219 - Toleransi

310 85 15
                                    

.

.

Semakin luas ilmu seseorang, maka semakin sedikit komplain dan ingkarnya akan perbedaan yang ada pada orang lain.

~ Habib Jindan bin Novel Jindan

.

.

***

Alas kaki Yunan menapak tanah jiran, Malaysia. Tangannya menggandeng tangan Arisa yang menuntun Raihan. Di hadapan mereka bertiga, adalah gedung bandara internasional Kuala Lumpur yang bergaya modern dengan rangka jendela kaca kotak-kotak, atap yang serupa sayap, dengan beberapa bentuk kubah di belakangnya, dan sebuah menara pengawas menjulang.

Yunan dan Arisa bertatapan. Allah menolong Yunan menepati janjinya saat melamar Arisa dulu. Yunan saat itu berkata insyaallah akan membawa Arisa berdakwah keliling dunia. Dan detik ini adalah pertama kalinya Arisa keluar negeri. Sementara Yunan sebelumnya pernah ke Jepang dan Hongkong, tapi bukan untuk dakwah, melainkan murni jalan-jalan bersama keluarga.

Yunan mencium kening Arisa yang terlapisi cadar. Mereka memasuki gedung bandara, bersama Ustaz Umar dan Mahzar di belakang mereka.

"Bikin baper aja," komentar Umar pelan, namun terdengar oleh Mahzar yang cekikikan di samping Umar.

Hall bandara Kuala Lumpur sangat tinggi dengan langit-langit berstruktur atap tenda modern dengan lubang-lubang kaca di tiap pertemuan lengkungannya.

"Mobil sewa sudah diurus?" tanya Yunan pada Mahzar.

"Sudah, Syeikh," jawab Mahzar yang kemudian menghubungi seseorang melalui ponsel.

Tak lama, sebuah mobil sedan mewah, berhenti di luar lobi. Mahzar membukakan pintu untuk Yunan dan keluarganya di bangku belakang, sementara Ustaz Umar di depan. Mahzar menyetir di depan kemudi, meninggalkan bandara.
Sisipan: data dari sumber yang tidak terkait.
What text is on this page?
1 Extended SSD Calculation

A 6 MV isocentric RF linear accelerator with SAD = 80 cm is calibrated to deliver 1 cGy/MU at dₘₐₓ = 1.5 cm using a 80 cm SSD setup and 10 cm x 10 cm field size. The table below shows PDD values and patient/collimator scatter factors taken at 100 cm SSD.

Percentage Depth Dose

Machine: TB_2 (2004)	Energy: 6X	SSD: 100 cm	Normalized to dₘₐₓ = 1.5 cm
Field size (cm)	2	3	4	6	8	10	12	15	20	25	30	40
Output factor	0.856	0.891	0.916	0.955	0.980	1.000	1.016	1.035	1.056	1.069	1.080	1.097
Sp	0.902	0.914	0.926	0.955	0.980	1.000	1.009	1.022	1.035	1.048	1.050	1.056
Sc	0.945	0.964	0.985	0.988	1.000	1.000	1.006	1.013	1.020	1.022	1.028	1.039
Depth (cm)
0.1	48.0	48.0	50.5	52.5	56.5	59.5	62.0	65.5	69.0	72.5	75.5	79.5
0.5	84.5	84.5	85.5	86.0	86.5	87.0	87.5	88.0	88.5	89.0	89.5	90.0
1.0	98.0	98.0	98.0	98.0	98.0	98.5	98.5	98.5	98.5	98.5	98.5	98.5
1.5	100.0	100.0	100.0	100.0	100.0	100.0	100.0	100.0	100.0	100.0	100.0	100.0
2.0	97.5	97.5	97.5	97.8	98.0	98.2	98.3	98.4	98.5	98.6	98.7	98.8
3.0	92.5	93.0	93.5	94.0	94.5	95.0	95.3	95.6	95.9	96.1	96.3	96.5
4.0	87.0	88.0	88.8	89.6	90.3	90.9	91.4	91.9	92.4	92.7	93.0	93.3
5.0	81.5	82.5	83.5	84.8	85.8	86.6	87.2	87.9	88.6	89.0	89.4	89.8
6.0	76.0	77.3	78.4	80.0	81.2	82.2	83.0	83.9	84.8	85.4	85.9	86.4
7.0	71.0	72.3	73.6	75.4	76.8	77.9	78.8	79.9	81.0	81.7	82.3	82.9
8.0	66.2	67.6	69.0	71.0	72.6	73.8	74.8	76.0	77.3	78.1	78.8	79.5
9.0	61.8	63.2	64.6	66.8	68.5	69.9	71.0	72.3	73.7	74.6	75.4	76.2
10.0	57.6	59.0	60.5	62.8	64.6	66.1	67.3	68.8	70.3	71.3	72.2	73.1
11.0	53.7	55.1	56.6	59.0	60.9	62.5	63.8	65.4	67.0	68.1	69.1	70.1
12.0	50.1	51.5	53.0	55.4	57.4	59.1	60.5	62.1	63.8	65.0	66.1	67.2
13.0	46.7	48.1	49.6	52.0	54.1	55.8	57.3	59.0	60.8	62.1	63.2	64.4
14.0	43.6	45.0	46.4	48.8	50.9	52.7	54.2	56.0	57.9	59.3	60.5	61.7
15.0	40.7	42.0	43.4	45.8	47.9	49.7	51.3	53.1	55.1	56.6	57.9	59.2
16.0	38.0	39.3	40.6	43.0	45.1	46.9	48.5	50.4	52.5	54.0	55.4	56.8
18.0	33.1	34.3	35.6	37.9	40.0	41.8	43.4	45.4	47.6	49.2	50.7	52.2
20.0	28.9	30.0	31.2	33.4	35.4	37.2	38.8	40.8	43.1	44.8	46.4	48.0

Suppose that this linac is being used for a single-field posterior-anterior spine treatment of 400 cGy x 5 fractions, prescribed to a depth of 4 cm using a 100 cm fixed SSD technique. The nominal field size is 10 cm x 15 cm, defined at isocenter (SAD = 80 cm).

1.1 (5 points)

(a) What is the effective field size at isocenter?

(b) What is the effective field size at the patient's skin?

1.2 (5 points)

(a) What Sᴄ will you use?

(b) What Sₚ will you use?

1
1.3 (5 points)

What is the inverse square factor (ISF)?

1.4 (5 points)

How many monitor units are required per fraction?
Mahzar sempat mengantar mereka jalan-jalan sebelum ke hotel. Arisa dan Raihan berbelanja, namun hanya sampai pukul delapan malam, sebelum mereka kembali ke hotel.

"Pertemuannya jam sembilan pagi. Ayo kita istirahat, biar punya energi untuk besok," kata Umar. Sebab acara itu akan berlangsung dari pagi sampai sore. Ada break sebentar untuk makan siang dan salat.
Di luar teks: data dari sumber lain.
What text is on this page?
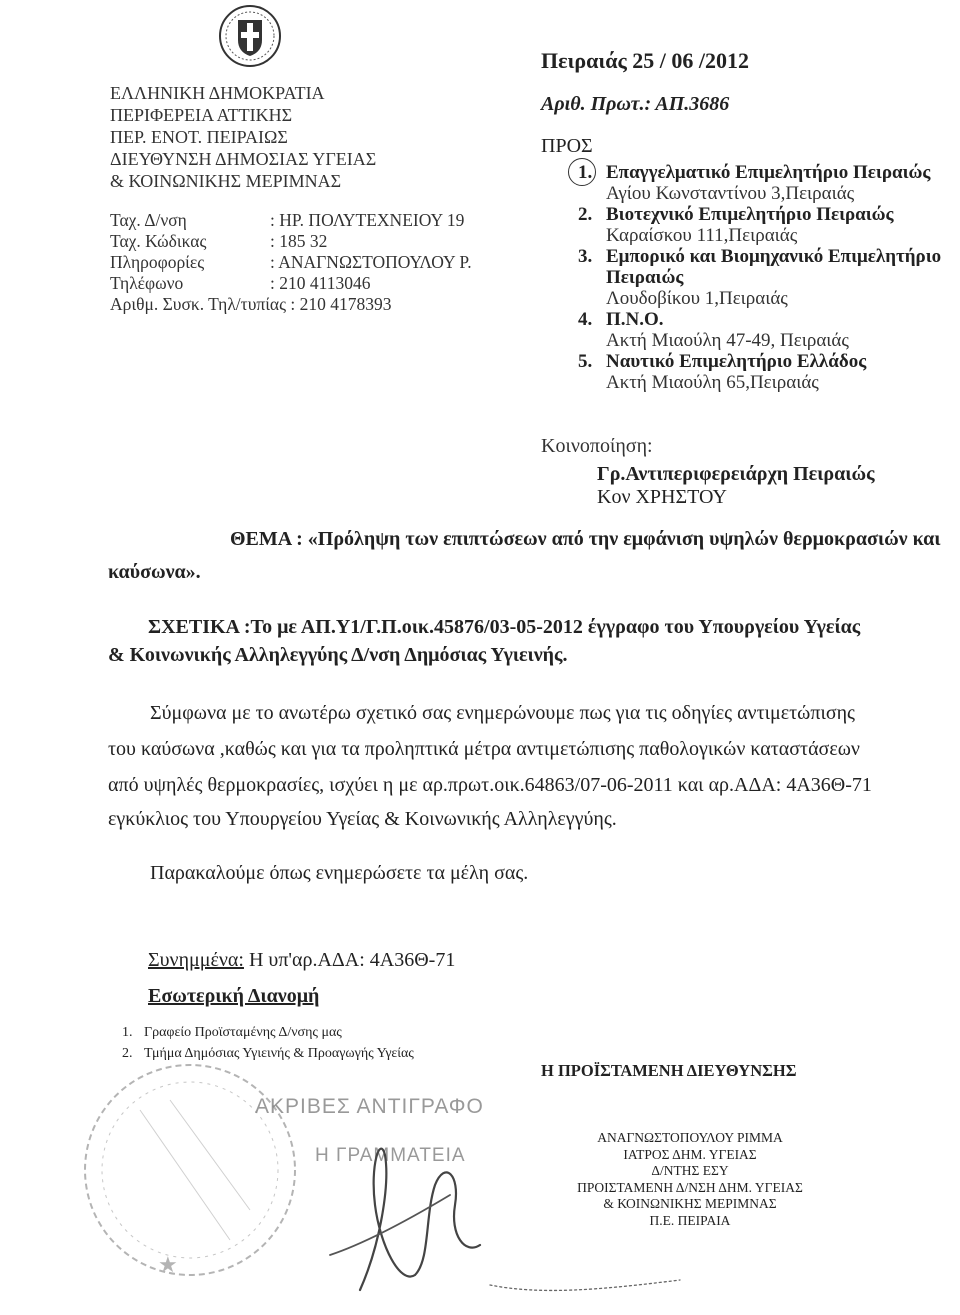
ΕΛΛΗΝΙΚΗ ΔΗΜΟΚΡΑΤΙΑ
ΠΕΡΙΦΕΡΕΙΑ ΑΤΤΙΚΗΣ
ΠΕΡ. ΕΝΟΤ. ΠΕΙΡΑΙΩΣ
ΔΙΕΥΘΥΝΣΗ ΔΗΜΟΣΙΑΣ ΥΓΕΙΑΣ
& ΚΟΙΝΩΝΙΚΗΣ ΜΕΡΙΜΝΑΣ
Ταχ. Δ/νση	: ΗΡ. ΠΟΛΥΤΕΧΝΕΙΟΥ 19
Ταχ. Κώδικας	: 185 32
Πληροφορίες	: ΑΝΑΓΝΩΣΤΟΠΟΥΛΟΥ Ρ.
Τηλέφωνο	: 210 4113046
Αριθμ. Συσκ. Τηλ/τυπίας : 210 4178393
Πειραιάς 25 / 06 /2012
Αριθ. Πρωτ.: ΑΠ.3686
ΠΡΟΣ
1. Επαγγελματικό Επιμελητήριο Πειραιώς
Αγίου Κωνσταντίνου 3,Πειραιάς
2. Βιοτεχνικό Επιμελητήριο Πειραιώς
Καραίσκου 111,Πειραιάς
3. Εμπορικό και Βιομηχανικό Επιμελητήριο
Πειραιώς
Λουδοβίκου 1,Πειραιάς
4. Π.Ν.Ο.
Ακτή Μιαούλη 47-49, Πειραιάς
5. Ναυτικό Επιμελητήριο Ελλάδος
Ακτή Μιαούλη 65,Πειραιάς
Κοινοποίηση:
Γρ.Αντιπεριφερειάρχη Πειραιώς
Κον ΧΡΗΣΤΟΥ
ΘΕΜΑ : «Πρόληψη των επιπτώσεων από την εμφάνιση υψηλών θερμοκρασιών και
καύσωνα».
ΣΧΕΤΙΚΑ :Το με ΑΠ.Υ1/Γ.Π.οικ.45876/03-05-2012 έγγραφο του Υπουργείου Υγείας
& Κοινωνικής Αλληλεγγύης Δ/νση Δημόσιας Υγιεινής.
Σύμφωνα με το ανωτέρω σχετικό σας ενημερώνουμε πως για τις οδηγίες αντιμετώπισης
του καύσωνα ,καθώς και για τα προληπτικά μέτρα αντιμετώπισης παθολογικών καταστάσεων
από υψηλές θερμοκρασίες, ισχύει η με αρ.πρωτ.οικ.64863/07-06-2011 και αρ.ΑΔΑ: 4Α36Θ-71
εγκύκλιος του Υπουργείου Υγείας & Κοινωνικής Αλληλεγγύης.
Παρακαλούμε όπως ενημερώσετε τα μέλη σας.
Συνημμένα: Η υπ'αρ.ΑΔΑ: 4Α36Θ-71
Εσωτερική Διανομή
1. Γραφείο Προϊσταμένης Δ/νσης μας
2. Τμήμα Δημόσιας Υγιεινής & Προαγωγής Υγείας
Η ΠΡΟΪΣΤΑΜΕΝΗ ΔΙΕΥΘΥΝΣΗΣ
ΑΝΑΓΝΩΣΤΟΠΟΥΛΟΥ ΡΙΜΜΑ
ΙΑΤΡΟΣ ΔΗΜ. ΥΓΕΙΑΣ
Δ/ΝΤΗΣ ΕΣΥ
ΠΡΟΙΣΤΑΜΕΝΗ Δ/ΝΣΗ ΔΗΜ. ΥΓΕΙΑΣ
& ΚΟΙΝΩΝΙΚΗΣ ΜΕΡΙΜΝΑΣ
Π.Ε. ΠΕΙΡΑΙΑ
★
ΑΚΡΙΒΕΣ ΑΝΤΙΓΡΑΦΟ
Η ΓΡΑΜΜΑΤΕΙΑ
"Kheir. Syukran, Ustaz, Mahzar," ucap Yunan sebelum memasuki kamar bersama istri dan anaknya.

Raihan nampak gembira mengeluarkan baju-baju dan mainan yang baru dibelinya. Agaknya hanya dia yang berpikir bahwa perjalanan ini adalah piknik.

"Aku gak ngerti Ustaz Umar ngomong apa. Kenapa dia bilang, para ulama itu meragukan kamu sebagai murid Syeikh Abdullah?" tanya Arisa setelah keluar dari kamar mandi. Wanita itu habis keramas setelah lelah keliling berbelanja.
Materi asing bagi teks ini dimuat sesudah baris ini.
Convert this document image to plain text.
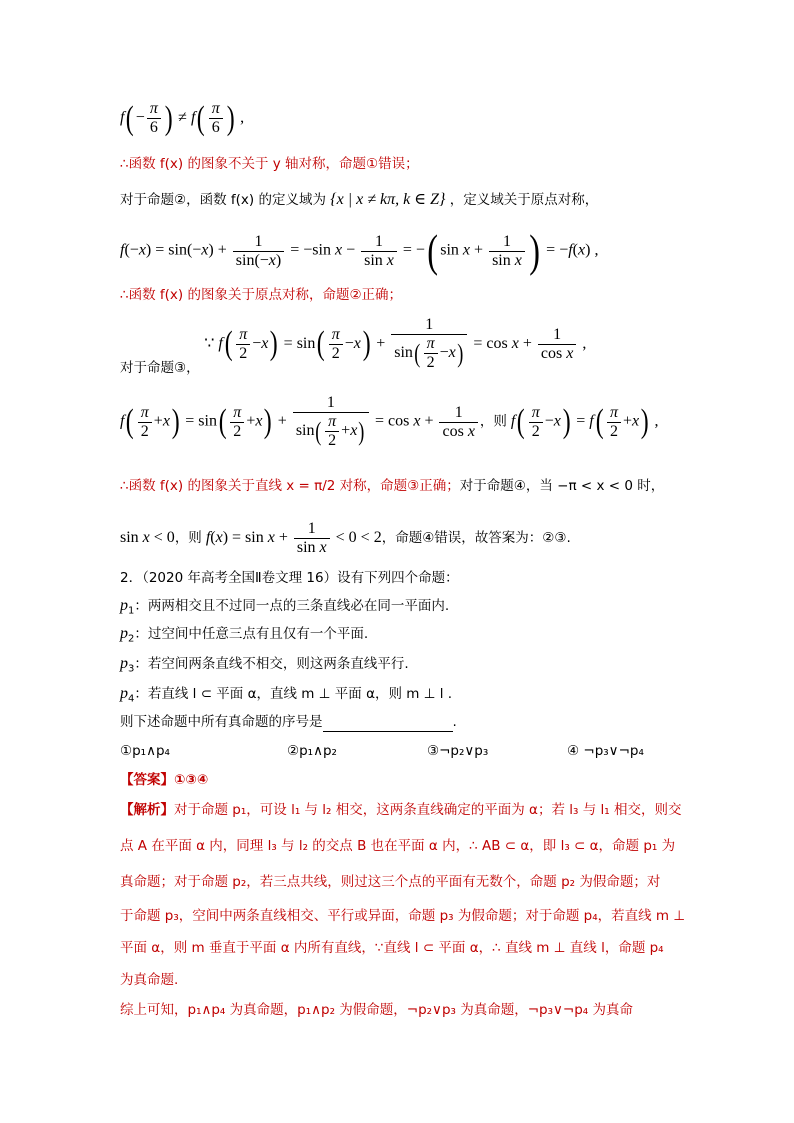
$f( - \frac{\pi}{6}$ ) ≠ $f( \frac{\pi}{6}$ ) ,
∴函数 f(x) 的图象不关于 y 轴对称，命题①错误；
对于命题②，函数 f(x) 的定义域为 {x | x ≠ kπ, k ∈ Z} ，定义域关于原点对称，
$f(-x) = \sin(-x) + \frac{1}{\sin(-x)} = -\sin$ $x - \frac{1}{\text{sin x}}$ = −( $\sin x + \frac{1}{\text{sin x}}$ ) = −f(x) ,
∴函数 f(x) 的图象关于原点对称，命题②正确；
对于命题③， ∵ $f( \frac{\pi}{2} -x) = \sin( \frac{\pi}{2} -x) + \frac{1}{\sin( \frac{\pi}{2} -x)} = \cos x + \frac{1}{\text{cos x}}$ ,
$f( \frac{\pi}{2} +x) = \sin( \frac{\pi}{2} +x) + \frac{1}{\sin( \frac{\pi}{2} +x)} = \cos x + \frac{1}{\text{cos x}}$ ，则 $f( \frac{\pi}{2} -x) = f( \frac{\pi}{2} +x)$ ,
∴函数 f(x) 的图象关于直线 x = π/2 对称，命题③正确；对于命题④，当 −π < x < 0 时，
sin x < 0，则 $f(x) = \sin x + \frac{1}{\text{sin x}} < 0 < 2$，命题④错误，故答案为：②③.
2．（2020 年高考全国Ⅱ卷文理 16）设有下列四个命题：
$p_1$：两两相交且不过同一点的三条直线必在同一平面内.
$p_2$：过空间中任意三点有且仅有一个平面.
$p_3$：若空间两条直线不相交，则这两条直线平行.
$p_4$：若直线 l ⊂ 平面 α，直线 m ⊥ 平面 α，则 m ⊥ l .
则下述命题中所有真命题的序号是	.
①p₁∧p₄	②p₁∧p₂	③¬p₂∨p₃	④ ¬p₃∨¬p₄
【答案】①③④
【解析】对于命题 p₁，可设 l₁ 与 l₂ 相交，这两条直线确定的平面为 α；若 l₃ 与 l₁ 相交，则交
点 A 在平面 α 内，同理 l₃ 与 l₂ 的交点 B 也在平面 α 内，∴ AB ⊂ α，即 l₃ ⊂ α，命题 p₁ 为
真命题；对于命题 p₂，若三点共线，则过这三个点的平面有无数个，命题 p₂ 为假命题；对
于命题 p₃，空间中两条直线相交、平行或异面，命题 p₃ 为假命题；对于命题 p₄，若直线 m ⊥
平面 α，则 m 垂直于平面 α 内所有直线，∵直线 l ⊂ 平面 α，∴ 直线 m ⊥ 直线 l，命题 p₄
为真命题.
综上可知，p₁∧p₄ 为真命题，p₁∧p₂ 为假命题，¬p₂∨p₃ 为真命题，¬p₃∨¬p₄ 为真命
Yunan sedang meneguk air dari botol mineral, saat istrinya bertanya. Dia meletakkan minuman di meja dan tersenyum. "Karena, aku bukan santri yang resmi lulus dari pesantren Syeikh Abdullah."

"Tapi kamu dan Syeikh sudah menghabiskan banyak waktu berdua, waktu Syeikh di Hadramaut waktu itu," sanggah Arisa.

Senyum Yunan masih tersimpul di wajahnya. "Karena, orang kebanyakan memerlukan semacam ... pengakuan akademis. Selembar ijazah dengan cap resmi dari sekolah atau universitas. Tanpa itu, dengan alasan apapun, mereka akan sulit menerima bahwa aku adalah benar murid beliau."

Alis Arisa masih berkerut mendengar jawaban itu. "Aku kok masih bingung, ya? Kamu sudah lama kenal sama Syeikh Abdullah, 'kan? Waktu di bandara dekat Tarim, kalian berdua 'kan sampai berpelukan sambil menangis, kayak kakek dan cucu."